Estimating Signal Time-Frequency Distribution Spectrogram Using Hilbert Transform

By decomposing the input signal into multiple Intrinsic Mode Function (IMF) components using Empirical Mode Decomposition (EMD) and applying the Hilbert transform to each IMF, we can obtain the signal's time-frequency distribution spectrogram. This approach enables better understanding of the signal's frequency and temporal characteristics, providing valuable information for further analysis. The decomposition process typically involves iterative sifting operations to extract IMFs that satisfy monocomponent criteria, while the Hilbert transform calculates instantaneous frequency and amplitude for each component. Through signal decomposition and transformation, we obtain more detailed signal features and improve the identification and separation of different frequency components.

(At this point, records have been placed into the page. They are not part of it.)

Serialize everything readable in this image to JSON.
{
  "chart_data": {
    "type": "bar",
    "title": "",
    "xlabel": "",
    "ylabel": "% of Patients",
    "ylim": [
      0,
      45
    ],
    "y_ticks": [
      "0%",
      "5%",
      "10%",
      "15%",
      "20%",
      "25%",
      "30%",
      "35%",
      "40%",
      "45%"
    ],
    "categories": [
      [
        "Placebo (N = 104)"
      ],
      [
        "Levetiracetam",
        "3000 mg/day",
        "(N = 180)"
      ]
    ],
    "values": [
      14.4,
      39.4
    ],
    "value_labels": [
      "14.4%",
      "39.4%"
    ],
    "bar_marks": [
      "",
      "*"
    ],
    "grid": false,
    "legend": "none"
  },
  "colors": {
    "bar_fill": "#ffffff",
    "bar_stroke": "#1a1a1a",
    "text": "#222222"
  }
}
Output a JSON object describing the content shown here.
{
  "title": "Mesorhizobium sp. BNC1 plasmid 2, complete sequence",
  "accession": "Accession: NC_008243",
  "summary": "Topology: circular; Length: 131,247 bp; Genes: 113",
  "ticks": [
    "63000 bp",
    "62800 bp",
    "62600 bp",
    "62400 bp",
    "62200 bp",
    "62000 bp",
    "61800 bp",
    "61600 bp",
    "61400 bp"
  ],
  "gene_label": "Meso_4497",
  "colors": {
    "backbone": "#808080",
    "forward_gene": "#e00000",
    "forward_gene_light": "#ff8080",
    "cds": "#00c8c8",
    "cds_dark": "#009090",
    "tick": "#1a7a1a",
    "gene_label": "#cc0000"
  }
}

The core algorithm implementation involves: 1) EMD decomposition using cubic spline interpolation for envelope estimation, 2) Hilbert spectral analysis for instantaneous parameter calculation, and 3) spectrogram generation through time-frequency reassignment. Consequently, this method allows comprehensive analysis and understanding of input signal characteristics, enabling more accurate determination of frequency-time distributions for improved signal research and applications. Key MATLAB functions employed include emd() for decomposition, hilbert() for transform computation, and custom visualization routines for spectrogram display with adjustable time-frequency resolution parameters.